Près du petit village rural de Paneriai, près de Vilnius en Lituanie se trouve un parc commémoratif dans la forêt où un chemin vous mène à travers les arbres en passant par plusieurs monuments aux victimes de l'Holocauste. Des juifs polonais et lituaniens y sont morts, tout comme de nombreux prisonniers de guerre soviétiques, ainsi que des romains et des universitaires polonais; des avocats, des prêtres, des médecins, des enseignants et des professeurs ont été amenés ici.

La fosse où des habitants du ghetto de Vilnius, des malades mentaux, des affaires médicales et des enfants ont été tués. Photo: © Suzanne Make.
La fosse où des habitants du ghetto de Vilnius, des malades mentaux, des affaires médicales et des enfants ont été tués. Photo: © Suzanne Make.
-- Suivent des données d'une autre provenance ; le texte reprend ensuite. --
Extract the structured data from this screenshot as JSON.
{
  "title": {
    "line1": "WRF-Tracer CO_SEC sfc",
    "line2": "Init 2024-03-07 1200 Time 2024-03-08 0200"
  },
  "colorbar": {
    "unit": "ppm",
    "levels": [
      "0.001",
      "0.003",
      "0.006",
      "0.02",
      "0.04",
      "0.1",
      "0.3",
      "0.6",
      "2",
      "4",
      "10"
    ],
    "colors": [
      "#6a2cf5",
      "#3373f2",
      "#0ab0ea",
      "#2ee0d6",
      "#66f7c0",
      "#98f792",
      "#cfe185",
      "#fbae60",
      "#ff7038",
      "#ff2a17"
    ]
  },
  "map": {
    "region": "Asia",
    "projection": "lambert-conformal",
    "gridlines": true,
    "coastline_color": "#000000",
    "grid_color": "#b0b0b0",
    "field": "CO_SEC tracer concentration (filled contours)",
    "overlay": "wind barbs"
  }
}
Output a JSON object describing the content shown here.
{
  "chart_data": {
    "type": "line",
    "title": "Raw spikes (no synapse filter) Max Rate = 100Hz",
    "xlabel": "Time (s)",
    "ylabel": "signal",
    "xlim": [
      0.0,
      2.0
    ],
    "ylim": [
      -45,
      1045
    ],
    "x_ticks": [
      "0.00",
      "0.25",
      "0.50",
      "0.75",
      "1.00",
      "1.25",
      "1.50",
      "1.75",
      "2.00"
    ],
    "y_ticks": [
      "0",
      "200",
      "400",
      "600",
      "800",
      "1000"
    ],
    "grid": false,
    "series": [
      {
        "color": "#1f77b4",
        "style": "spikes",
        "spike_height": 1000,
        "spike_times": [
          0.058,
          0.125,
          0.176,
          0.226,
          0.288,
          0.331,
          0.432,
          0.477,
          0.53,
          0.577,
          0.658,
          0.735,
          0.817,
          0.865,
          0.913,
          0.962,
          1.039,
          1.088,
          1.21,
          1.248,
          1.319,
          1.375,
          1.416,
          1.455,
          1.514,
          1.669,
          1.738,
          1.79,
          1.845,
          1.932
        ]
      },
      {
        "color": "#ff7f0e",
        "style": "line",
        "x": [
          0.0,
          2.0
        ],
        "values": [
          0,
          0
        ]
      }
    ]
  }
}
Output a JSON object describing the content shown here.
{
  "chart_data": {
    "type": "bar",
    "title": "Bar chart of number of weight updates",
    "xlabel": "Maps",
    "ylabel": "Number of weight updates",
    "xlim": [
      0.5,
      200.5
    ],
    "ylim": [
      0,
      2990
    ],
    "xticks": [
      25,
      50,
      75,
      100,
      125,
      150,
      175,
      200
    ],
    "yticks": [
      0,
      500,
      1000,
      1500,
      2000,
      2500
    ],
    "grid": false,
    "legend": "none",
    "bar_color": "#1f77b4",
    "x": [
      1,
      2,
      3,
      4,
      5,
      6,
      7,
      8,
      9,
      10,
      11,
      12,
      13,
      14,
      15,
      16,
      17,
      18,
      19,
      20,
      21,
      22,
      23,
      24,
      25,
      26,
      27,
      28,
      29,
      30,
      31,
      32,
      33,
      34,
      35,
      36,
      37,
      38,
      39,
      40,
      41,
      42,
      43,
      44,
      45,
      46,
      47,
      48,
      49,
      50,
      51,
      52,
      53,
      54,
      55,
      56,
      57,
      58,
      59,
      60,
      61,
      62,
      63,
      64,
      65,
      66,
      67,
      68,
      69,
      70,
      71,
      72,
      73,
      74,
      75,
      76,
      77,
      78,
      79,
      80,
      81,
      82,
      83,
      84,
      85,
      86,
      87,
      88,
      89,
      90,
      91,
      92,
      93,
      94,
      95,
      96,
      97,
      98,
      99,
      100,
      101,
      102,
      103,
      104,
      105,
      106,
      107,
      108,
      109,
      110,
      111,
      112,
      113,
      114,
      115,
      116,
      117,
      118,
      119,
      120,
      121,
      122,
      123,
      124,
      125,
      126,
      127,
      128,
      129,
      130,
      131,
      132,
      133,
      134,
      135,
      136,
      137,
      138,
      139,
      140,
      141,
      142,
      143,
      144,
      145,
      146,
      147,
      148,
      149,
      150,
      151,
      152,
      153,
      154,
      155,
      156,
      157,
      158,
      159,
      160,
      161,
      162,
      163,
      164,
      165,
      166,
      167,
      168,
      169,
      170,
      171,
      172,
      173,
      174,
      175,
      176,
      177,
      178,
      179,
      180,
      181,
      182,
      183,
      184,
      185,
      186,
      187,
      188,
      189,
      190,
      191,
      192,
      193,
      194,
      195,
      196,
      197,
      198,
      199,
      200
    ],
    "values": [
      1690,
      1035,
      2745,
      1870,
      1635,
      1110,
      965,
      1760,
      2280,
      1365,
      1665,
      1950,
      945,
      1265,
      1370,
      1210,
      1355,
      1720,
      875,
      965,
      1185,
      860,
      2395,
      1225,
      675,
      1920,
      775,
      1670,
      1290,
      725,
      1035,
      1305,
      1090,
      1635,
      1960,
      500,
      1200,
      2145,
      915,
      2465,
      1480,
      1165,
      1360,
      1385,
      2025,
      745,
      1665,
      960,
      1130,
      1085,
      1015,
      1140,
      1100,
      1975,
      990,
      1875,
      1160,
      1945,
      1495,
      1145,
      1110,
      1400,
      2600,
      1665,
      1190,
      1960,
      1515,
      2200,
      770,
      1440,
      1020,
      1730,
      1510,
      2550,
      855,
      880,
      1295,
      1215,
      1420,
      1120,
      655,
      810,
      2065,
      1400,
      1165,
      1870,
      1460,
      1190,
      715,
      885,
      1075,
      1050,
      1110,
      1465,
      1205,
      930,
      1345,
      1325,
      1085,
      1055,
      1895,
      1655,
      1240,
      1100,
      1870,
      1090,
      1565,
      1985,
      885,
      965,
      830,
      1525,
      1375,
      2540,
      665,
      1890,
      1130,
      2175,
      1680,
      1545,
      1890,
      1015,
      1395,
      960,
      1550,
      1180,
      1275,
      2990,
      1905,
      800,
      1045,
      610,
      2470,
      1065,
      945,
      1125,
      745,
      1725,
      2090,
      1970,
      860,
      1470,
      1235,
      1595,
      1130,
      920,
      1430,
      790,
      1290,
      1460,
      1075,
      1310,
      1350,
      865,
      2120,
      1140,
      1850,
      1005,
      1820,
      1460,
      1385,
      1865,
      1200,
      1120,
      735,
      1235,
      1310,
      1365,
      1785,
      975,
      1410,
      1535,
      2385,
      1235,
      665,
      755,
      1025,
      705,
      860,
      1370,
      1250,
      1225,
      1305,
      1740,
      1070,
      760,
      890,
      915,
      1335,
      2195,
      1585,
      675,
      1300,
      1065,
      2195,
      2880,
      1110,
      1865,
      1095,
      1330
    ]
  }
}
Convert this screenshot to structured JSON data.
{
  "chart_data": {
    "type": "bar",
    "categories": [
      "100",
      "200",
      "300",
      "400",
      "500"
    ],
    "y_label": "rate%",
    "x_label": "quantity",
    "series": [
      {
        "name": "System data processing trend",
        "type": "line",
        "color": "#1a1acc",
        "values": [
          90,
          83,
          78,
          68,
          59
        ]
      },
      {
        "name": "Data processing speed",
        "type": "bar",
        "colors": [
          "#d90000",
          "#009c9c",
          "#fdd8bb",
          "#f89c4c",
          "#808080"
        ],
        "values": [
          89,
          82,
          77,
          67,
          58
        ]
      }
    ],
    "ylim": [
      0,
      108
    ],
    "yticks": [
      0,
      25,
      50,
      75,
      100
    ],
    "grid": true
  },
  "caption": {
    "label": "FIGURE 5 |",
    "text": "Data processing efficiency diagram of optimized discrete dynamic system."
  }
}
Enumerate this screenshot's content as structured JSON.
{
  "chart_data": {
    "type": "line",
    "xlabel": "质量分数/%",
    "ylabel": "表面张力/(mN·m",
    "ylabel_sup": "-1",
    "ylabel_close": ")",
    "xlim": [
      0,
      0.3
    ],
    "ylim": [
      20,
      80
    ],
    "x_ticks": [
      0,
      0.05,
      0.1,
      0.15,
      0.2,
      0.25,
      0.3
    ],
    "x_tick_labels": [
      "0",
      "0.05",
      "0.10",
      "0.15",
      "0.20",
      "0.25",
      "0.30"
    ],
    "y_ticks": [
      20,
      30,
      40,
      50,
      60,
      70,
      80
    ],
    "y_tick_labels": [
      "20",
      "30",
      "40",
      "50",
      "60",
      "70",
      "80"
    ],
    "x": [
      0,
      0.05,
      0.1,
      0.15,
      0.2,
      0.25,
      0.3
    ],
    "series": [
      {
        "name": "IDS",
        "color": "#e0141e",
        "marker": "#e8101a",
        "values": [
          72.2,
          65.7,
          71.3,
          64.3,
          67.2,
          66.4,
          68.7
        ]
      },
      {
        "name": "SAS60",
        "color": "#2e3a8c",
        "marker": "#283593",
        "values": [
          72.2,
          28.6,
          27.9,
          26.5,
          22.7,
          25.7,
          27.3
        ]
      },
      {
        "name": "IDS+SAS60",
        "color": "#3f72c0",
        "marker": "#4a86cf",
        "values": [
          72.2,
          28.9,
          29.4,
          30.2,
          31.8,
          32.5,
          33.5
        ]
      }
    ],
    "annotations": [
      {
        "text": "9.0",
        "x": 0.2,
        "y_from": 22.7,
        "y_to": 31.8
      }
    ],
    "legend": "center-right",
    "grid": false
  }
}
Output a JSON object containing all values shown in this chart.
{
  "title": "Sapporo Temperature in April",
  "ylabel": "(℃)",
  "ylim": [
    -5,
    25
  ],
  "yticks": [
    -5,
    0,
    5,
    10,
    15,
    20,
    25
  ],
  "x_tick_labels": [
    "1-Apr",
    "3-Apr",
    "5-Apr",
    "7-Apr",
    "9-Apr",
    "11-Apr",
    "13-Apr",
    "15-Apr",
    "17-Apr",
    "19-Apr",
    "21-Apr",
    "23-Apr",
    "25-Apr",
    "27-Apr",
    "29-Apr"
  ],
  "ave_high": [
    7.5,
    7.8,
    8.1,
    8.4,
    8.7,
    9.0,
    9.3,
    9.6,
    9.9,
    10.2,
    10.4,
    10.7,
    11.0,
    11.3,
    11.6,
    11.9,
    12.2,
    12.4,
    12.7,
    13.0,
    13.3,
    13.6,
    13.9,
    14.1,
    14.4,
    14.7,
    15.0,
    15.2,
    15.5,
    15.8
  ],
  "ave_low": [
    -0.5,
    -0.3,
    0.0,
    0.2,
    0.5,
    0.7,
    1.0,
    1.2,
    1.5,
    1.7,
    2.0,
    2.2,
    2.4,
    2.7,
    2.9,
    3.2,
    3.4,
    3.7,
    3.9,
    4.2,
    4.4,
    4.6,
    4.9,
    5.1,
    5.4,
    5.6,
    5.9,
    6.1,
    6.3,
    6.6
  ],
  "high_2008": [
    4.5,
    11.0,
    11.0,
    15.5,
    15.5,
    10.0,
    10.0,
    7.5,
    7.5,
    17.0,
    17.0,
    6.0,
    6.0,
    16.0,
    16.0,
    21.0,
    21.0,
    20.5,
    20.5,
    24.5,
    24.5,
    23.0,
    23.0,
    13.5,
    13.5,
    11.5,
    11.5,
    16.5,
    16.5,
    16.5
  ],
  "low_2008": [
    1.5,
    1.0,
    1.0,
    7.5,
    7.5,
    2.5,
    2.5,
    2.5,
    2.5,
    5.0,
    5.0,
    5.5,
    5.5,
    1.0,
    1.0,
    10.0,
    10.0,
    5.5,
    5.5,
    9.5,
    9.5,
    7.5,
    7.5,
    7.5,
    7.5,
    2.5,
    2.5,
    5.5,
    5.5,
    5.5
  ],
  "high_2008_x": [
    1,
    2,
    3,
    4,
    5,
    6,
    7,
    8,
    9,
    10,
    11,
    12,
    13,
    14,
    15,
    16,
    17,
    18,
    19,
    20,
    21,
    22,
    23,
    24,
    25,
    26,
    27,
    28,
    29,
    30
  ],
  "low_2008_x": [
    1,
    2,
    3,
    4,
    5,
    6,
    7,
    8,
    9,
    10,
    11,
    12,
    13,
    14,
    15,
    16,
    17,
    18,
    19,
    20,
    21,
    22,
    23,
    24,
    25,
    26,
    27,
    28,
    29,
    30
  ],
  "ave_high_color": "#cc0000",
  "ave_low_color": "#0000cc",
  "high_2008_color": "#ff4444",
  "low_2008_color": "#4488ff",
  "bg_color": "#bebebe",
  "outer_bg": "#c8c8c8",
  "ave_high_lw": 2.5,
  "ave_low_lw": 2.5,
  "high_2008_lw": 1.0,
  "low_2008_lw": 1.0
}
Le chemin vous mène devant les soi-disant `` fosses du meurtre '', car c'est parmi ces arbres que, entre 1941 et 1943, jusqu'à cent mille innocents ont été contraints de se déshabiller puis ont été fauchés à la carabine et à la machine. tir au pistolet. Les fosses, anciens réservoirs de carburant, ont ensuite été utilisées pour brûler les cadavres. Ils ont ensuite été exhumés dans le but de détruire les preuves de ces atrocités nazies.

Un petit tas de galets peints est un rappel brutal d'une visite de pèlerins, de membres de la famille, peut-être qui ont perdu des êtres chers.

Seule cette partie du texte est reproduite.